Amie: No, we can’t do it in a collage form so it’ll look cool. *shakes head*
If you could change one thing about your writing partner what would it be?
Amie: Nothing. I love her input and suggestions. She really has wild ideas and isn’t afraid to implement them.
Bethanie: I don’t know. I guess I wish she wouldn’t read aloud. I’m not an auditory learner.
Amie: But you’re not learning – we’re reading and writing.
Bethanie: Still, I won’t remember it if you read it aloud.
Amie: (That part is probably true. Bethanie has CAPD and ADD) That’s why I print it off for you to read.
Bethanie: But then I would have to re-read it. For like the fifth time.

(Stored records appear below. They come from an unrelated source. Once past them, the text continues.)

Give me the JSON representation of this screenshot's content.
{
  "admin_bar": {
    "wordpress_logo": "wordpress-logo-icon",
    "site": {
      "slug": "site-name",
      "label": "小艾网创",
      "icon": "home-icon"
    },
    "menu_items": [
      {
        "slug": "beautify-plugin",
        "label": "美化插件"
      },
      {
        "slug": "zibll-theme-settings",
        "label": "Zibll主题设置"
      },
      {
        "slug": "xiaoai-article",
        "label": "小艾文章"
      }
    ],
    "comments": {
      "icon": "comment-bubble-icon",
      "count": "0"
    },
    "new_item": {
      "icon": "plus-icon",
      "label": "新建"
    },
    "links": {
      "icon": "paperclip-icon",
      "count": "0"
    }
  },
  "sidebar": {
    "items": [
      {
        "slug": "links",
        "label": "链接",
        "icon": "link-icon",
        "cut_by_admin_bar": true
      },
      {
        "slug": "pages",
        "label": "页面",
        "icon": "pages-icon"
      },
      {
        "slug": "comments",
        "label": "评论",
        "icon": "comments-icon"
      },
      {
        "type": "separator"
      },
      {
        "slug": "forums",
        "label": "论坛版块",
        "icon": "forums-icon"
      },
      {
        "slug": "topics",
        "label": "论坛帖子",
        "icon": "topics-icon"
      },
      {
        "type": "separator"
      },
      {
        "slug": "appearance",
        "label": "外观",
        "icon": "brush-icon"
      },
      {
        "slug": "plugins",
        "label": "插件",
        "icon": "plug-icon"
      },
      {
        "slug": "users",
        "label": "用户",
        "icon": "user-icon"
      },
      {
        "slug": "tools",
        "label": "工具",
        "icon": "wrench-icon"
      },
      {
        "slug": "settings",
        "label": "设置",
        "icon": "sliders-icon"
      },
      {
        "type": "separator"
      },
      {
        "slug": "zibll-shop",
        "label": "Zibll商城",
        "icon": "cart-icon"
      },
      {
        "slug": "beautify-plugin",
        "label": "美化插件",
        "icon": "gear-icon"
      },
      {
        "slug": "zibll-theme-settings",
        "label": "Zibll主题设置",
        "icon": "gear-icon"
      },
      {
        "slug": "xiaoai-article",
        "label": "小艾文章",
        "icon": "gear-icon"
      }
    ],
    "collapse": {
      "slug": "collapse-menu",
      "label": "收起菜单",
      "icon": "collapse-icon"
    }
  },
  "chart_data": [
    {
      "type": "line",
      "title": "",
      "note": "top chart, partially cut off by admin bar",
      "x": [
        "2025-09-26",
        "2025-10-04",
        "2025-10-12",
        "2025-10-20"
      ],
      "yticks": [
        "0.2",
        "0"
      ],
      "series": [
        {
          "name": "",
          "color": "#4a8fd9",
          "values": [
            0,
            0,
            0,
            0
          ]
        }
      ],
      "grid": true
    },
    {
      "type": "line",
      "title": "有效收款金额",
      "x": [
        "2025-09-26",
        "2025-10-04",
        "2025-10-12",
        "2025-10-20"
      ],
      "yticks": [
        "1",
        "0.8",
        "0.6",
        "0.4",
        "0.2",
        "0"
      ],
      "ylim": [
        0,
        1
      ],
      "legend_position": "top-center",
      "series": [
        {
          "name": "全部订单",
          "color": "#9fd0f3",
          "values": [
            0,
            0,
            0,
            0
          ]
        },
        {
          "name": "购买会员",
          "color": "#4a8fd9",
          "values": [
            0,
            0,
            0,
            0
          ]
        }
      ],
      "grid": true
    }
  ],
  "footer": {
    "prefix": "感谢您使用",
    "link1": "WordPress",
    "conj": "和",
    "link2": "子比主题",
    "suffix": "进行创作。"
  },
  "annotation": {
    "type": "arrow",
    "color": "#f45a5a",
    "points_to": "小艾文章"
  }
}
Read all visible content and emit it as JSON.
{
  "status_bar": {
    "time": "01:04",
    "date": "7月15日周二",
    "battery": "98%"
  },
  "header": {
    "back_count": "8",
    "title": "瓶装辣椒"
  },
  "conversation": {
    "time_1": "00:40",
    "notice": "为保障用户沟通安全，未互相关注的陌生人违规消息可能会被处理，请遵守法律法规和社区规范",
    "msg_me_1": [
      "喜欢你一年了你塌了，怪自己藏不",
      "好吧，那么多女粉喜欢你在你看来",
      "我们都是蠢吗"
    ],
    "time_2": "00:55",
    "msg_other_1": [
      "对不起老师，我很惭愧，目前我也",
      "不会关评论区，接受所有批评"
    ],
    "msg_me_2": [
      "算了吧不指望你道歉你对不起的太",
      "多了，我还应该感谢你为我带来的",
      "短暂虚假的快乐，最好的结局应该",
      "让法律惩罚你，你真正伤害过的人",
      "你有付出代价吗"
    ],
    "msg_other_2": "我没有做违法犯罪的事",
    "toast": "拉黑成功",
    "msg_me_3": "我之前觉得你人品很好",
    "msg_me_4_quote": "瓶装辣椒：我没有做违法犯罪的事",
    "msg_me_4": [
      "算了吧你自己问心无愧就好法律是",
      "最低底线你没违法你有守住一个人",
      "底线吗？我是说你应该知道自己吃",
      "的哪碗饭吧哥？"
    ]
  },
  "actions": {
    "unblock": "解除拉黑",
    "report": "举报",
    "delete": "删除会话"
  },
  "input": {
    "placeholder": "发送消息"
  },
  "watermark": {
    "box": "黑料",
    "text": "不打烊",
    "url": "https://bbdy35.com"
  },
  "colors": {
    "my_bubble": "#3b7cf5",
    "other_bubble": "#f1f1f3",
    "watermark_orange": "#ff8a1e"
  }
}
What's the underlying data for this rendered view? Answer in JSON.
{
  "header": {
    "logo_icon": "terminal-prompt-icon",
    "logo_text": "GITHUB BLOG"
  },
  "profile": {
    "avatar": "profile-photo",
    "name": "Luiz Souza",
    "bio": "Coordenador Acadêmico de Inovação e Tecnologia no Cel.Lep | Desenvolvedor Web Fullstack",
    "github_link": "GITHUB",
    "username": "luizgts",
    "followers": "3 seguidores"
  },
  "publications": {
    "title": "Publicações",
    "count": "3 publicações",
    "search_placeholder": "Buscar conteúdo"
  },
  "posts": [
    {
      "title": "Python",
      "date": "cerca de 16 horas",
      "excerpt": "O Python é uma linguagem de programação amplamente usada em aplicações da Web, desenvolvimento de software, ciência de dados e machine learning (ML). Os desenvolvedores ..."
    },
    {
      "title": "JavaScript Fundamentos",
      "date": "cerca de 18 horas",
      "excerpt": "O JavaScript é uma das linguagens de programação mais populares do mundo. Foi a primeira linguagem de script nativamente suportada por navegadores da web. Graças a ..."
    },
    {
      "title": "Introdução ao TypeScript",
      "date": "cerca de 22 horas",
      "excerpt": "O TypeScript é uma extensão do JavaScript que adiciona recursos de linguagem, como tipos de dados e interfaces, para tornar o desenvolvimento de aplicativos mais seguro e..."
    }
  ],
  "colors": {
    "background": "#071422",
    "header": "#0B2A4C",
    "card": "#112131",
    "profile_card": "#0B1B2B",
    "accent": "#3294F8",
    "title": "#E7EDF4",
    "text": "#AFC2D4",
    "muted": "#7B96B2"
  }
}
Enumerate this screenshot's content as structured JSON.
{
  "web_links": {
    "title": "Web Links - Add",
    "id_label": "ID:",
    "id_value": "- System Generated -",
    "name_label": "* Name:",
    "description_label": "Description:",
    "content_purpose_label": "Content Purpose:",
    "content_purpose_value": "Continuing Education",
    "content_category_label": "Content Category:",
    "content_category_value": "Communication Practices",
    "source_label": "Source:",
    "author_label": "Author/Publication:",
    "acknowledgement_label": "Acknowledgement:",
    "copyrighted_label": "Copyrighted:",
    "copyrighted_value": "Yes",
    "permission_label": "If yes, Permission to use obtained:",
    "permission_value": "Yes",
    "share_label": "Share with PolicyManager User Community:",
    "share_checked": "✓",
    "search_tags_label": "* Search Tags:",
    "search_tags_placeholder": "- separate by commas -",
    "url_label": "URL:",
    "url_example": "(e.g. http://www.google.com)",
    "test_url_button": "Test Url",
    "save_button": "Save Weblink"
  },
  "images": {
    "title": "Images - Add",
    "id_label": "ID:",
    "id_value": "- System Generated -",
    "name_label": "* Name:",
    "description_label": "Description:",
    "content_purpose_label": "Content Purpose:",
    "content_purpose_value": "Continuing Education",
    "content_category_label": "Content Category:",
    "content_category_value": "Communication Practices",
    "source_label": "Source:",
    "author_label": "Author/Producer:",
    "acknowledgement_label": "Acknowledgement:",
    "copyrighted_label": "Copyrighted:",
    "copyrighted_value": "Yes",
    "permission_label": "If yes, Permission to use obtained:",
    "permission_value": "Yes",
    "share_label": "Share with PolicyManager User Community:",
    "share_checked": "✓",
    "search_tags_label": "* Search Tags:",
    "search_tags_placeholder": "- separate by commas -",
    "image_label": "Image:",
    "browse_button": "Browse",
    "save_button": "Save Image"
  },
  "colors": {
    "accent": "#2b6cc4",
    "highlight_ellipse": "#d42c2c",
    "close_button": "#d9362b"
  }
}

Amie: Welcome to the world of being an author.
Bethanie: Ugh. I wish this conversation would stop.
Amie: *Snort* Lehua, look what you’ve gotten us into!
(And nooooo….this NEVER happens when we’re writing! *wink, wink*)
What’s next in the Cinderskella universe?
Bethanie: Little Dead Riding Hood. It’s a book about a vampire. It’s about…*gaze drifts to television*
Amie: Turn off the TV!
Bethanie: No, no, no. It’s not distracting me. I promise.
Amie: *gives ‘I don’t believe you’ evil-eye*
Bethanie: I don’t know what to say. It’s a book. *gaze drifts back to the television*
Amie: Little Dead Riding Hood is Scarlet Small’s story, who just so happens to be a vampire. She enjoys drinking Bloody Tom’s (Tom is short for tomato) and isn’t sure of how to adapt to her new middle-school. You’d think being over one hundred years old, she’d have the “fitting-in” thing boiled down to a science, but Scarlet’s not your average middle-schooler. You see, when you’re the new kid at school it really sucks. But when you’re a new kid and a vampire, well then it just bites!